2024年12月4日(水)

WEDGE REPORT

2020年6月11日

キャッシュレス決済対策として研究が始まったデジタル人民元

 デジタル人民元の研究が開始された2014年というと、中国で4Gが普及し始め、スマホによるキャッシュレス決済が広く行われるようになってきた時期である。アリババが提供するアリペイやテンセントが提供するウィチャットペイが一気に普及した。

 これらは第三者決済と呼ばれ、そのサービスを提供する機関が第三者決済機関である。第三者決済機関は決済業務に付随する形で「余額宝」と呼ばれる資産運用業務や「ゴマ信用」という信用評価システム、そして信用評価を利用した少額融資業務など銀行類似業務へと業務範囲を拡大してきた。

 第三者決済機関は銀行に預金口座を保有しており、個人や企業など第三者決済の参加者は第三者決済機関に口座を保有する。参加者間の決済は第三者決済機関のシステムの中で行われ、第三者決済機関の銀行口座とそれ以外の口座の間での資金の移動は、参加者が入金したり出金したりする場合や第三者決済機関自身が別の銀行口座から送金を行う場合などに発生する。

 このように第三者決済機関のシステム内部で参加者間の資金移動がなされ、必要な場合のみ銀行口座間で資金を移動させる方法は、銀行に支払う送金手数料を節約できるという大きな利点を持つ。中国の第三者決済の加盟店手数料は、0~0.55%と非常に低いが、多くの参加者を集め、第三者決済機関のシステムの中で完了する決済が多くなればなるほど、決済コストは低下する。

 極端な例を考えてみよう。中国のすべての個人と企業が第三者決済機関に口座を持ち、すべての資金移動が第三者決済機関のシステムの中で行われるとしよう。企業は第三者決済機関から融資を受け、第三者決済で給与を支払う。個人は第三者決済で店舗に支払いを行い、店舗も仕入れを第三者決済で支払う。そうすると、貸出・通貨量の増減や金利の上下がすべて第三者決済機関のシステムの中で行われることとなり、中央銀行の決済業務と金融政策の機能が第三者決済機関に移ってしまう。もちろんこれは極端な仮説であり、第三者決済には一部利用限度額が設定されているので、そういうことが実際に起きる可能性は低いだろう。しかし、第三者決済の参加者が増加し、現金の減少と銀行類似業務の拡大が続くと中央銀行の業務が大きな影響を受ける可能性は否定できない。

 2014年にデジタル人民元の研究を開始したことについて2016年1月に人民銀行が開催したデジタル通貨フォーラムでは、アリペイやウィチャットペイなどの民間デジタル通貨の発展がすでに「中央銀行の現金発行業務と金融政策に新たな機会と挑戦をもたらしている」と指摘している。

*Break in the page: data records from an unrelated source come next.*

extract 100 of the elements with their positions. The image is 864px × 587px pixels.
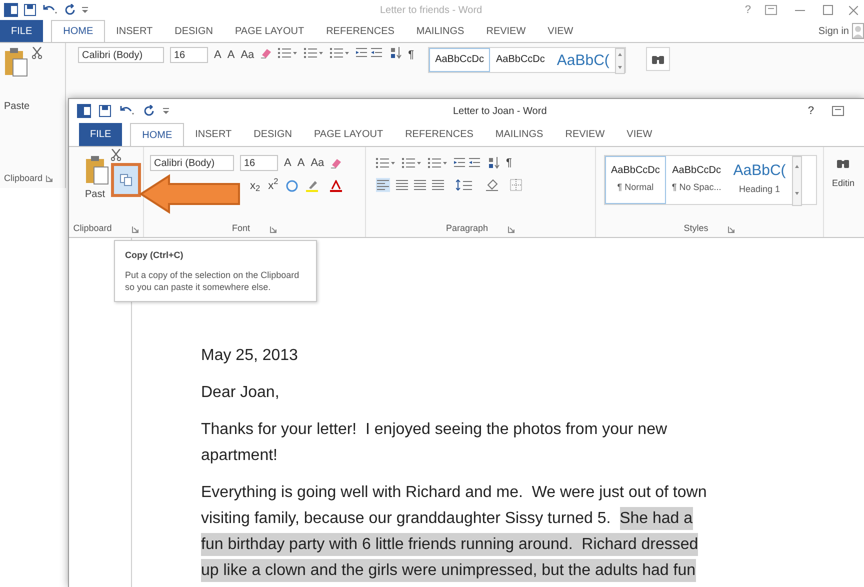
dialog-launcher-icon[interactable] [46, 174, 53, 182]
ribbon-tab[interactable]: INSERT [184, 123, 243, 146]
find-button[interactable] [646, 47, 670, 71]
multilevel-list-icon[interactable] [428, 157, 448, 170]
eraser-icon[interactable] [330, 157, 342, 170]
bullets-icon[interactable] [278, 47, 298, 59]
maximize-icon[interactable] [823, 5, 833, 15]
ribbon-tab[interactable]: REFERENCES [394, 123, 484, 146]
file-tab[interactable]: FILE [0, 20, 44, 42]
sort-icon[interactable] [390, 47, 402, 59]
clipboard-icon[interactable] [85, 155, 109, 185]
ribbon-tab[interactable]: DESIGN [242, 123, 303, 146]
copy-button[interactable] [111, 163, 141, 197]
dialog-launcher-icon[interactable] [270, 226, 277, 232]
indent-icon[interactable] [454, 157, 482, 170]
bullets-icon[interactable] [376, 157, 396, 170]
ribbon-tab[interactable]: VIEW [616, 123, 664, 146]
ribbon-tab[interactable]: REVIEW [475, 20, 537, 42]
help-button[interactable]: ? [808, 102, 814, 120]
style-sample: AaBbCcDc [672, 166, 722, 176]
align-center-icon[interactable] [396, 178, 408, 190]
ribbon-tab[interactable]: REVIEW [554, 123, 616, 146]
gallery-scroll-icon[interactable] [615, 48, 626, 74]
sort-icon[interactable] [488, 157, 500, 170]
save-icon[interactable] [99, 105, 111, 117]
numbering-icon[interactable] [402, 157, 422, 170]
style-sample: AaBbCcDc [611, 166, 660, 176]
ribbon-options-icon[interactable] [765, 5, 777, 15]
dialog-launcher-icon[interactable] [728, 226, 736, 232]
save-icon[interactable] [24, 4, 36, 16]
ribbon-tab[interactable]: REFERENCES [315, 20, 406, 42]
undo-icon[interactable] [119, 105, 135, 117]
subscript-button[interactable]: x$_{2}$ [250, 178, 260, 194]
style-option[interactable]: AaBbC( [550, 48, 616, 72]
ribbon-tab[interactable]: PAGE LAYOUT [302, 123, 394, 146]
help-button[interactable]: ? [744, 2, 751, 18]
ribbon-tab[interactable]: PAGE LAYOUT [224, 20, 316, 42]
sign-in-link[interactable]: Sign in [818, 24, 849, 38]
scissors-icon[interactable] [111, 149, 121, 161]
word-icon[interactable] [77, 104, 91, 118]
font-size-field[interactable]: 16 [240, 155, 278, 172]
redo-icon[interactable] [64, 4, 76, 16]
line-spacing-icon[interactable] [456, 178, 474, 190]
binoculars-icon[interactable] [651, 53, 666, 65]
align-left-button[interactable] [376, 178, 390, 192]
font-name-field[interactable]: Calibri (Body) [78, 47, 164, 63]
show-marks-button[interactable]: ¶ [408, 47, 414, 64]
style-name: Heading 1 [739, 183, 780, 196]
close-icon[interactable] [849, 6, 858, 14]
justify-icon[interactable] [432, 178, 444, 190]
show-marks-button[interactable]: ¶ [506, 155, 512, 172]
word-icon[interactable] [4, 3, 18, 17]
file-tab[interactable]: FILE [79, 123, 122, 146]
scissors-icon[interactable] [32, 47, 42, 59]
shrink-font-button[interactable]: A [227, 47, 235, 64]
font-size-field[interactable]: 16 [170, 47, 208, 63]
numbering-icon[interactable] [304, 47, 324, 59]
window-title: Letter to Joan - Word [453, 104, 547, 118]
indent-icon[interactable] [356, 47, 384, 59]
borders-icon[interactable] [510, 178, 522, 190]
change-case-button[interactable]: Aa [240, 47, 254, 64]
clipboard-icon[interactable] [4, 47, 28, 77]
ribbon-tab[interactable]: VIEW [536, 20, 584, 42]
gallery-scroll-icon[interactable] [792, 156, 802, 206]
grow-font-button[interactable]: A [284, 155, 292, 172]
ribbon-tab[interactable]: HOME [51, 20, 106, 42]
text-line: Dear Joan, [201, 383, 280, 403]
customize-caret-icon[interactable] [82, 6, 88, 14]
undo-icon[interactable] [42, 4, 58, 16]
ribbon-tab[interactable]: MAILINGS [484, 123, 554, 146]
multilevel-list-icon[interactable] [330, 47, 350, 59]
dialog-launcher-icon[interactable] [132, 226, 139, 232]
style-option[interactable]: AaBbCcDc [490, 48, 551, 72]
dialog-launcher-icon[interactable] [508, 226, 516, 232]
paste-button[interactable]: Past [85, 187, 106, 202]
ribbon-tab[interactable]: MAILINGS [405, 20, 476, 42]
ribbon-options-icon[interactable] [832, 106, 844, 116]
shrink-font-button[interactable]: A [297, 155, 305, 172]
style-option[interactable]: AaBbC( Heading 1 [727, 156, 792, 204]
superscript-button[interactable]: x$^{2}$ [268, 178, 278, 194]
ribbon-tab[interactable]: INSERT [105, 20, 164, 42]
style-sample: AaBbC( [556, 52, 610, 68]
grow-font-button[interactable]: A [214, 47, 222, 64]
editing-button[interactable]: Editin [832, 157, 855, 190]
style-option[interactable]: AaBbCcDc [429, 48, 490, 72]
copy-icon [120, 174, 132, 186]
customize-caret-icon[interactable] [163, 107, 169, 115]
eraser-icon[interactable] [260, 47, 272, 59]
style-option[interactable]: AaBbCcDc ¶ Normal [605, 156, 666, 204]
style-option[interactable]: AaBbCcDc ¶ No Spac... [666, 156, 728, 204]
font-name-field[interactable]: Calibri (Body) [150, 155, 234, 172]
binoculars-icon[interactable] [836, 157, 850, 169]
font-color-icon[interactable] [330, 180, 344, 192]
group-label: Font [232, 222, 250, 236]
align-right-icon[interactable] [414, 178, 426, 190]
change-case-button[interactable]: Aa [310, 155, 324, 172]
ribbon-tab[interactable]: DESIGN [164, 20, 224, 42]
ribbon-tab[interactable]: HOME [130, 123, 184, 146]
paste-button[interactable]: Paste [4, 99, 65, 114]
redo-icon[interactable] [143, 105, 155, 117]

デジタル人民元の研究は、民間の第三者決済普及に対応して中央銀行業務を維持しようとする目的から始められたものと考えてよいだろう。

強化された第三者決済への監督規制

 第三者決済機関の銀行類似業務について、中国政府は規制監督の網をかけ始めた。第三者機関のシステムの中で多くの資金移動が行われていると、マネーロンダリングなど違法な取引が監督当局から見えなくなる。そこで、人民銀行は「網聯」と呼ばれる決済機関を設立し、2018年6月以降、すべての第三者決済機関は網聯と接続し、網聯を通して銀行と情報をやり取りすることとなった。

 また、「ゴマ信用」などの信用評価システムについては、人民銀行主導の下でバイハンクレジット(百行征信)という信用情報会社が2018年3月に設立され、民間の信用評価システムで得られる信用情報はすべてこの会社に集中されることとなった。同社は俗称「信聯」と呼ばれる。

 アリペイやウィチャットペイが実施していた少額融資制度は、2014年末から2015年にかけてそれぞれが人民銀行の監督下に入る銀行を新たに設立し、業務を移管した。さらに、2019年1月から第三者決済機関は顧客からの預かり資金の100%を準備金として人民銀行に預けることが義務付けられた。

 規制監督の動向とデジタル人民元発行の動き合わせて見ると、中国政府の方針は第三者決済機関による新たなサービスの創出を容認しつつも、それらを銀行システムに取り込み、銀行と同様の監督規制の網をかけた上で、決済情報や信用情報などの情報は政府が集中管理することを目指しているものとみられる。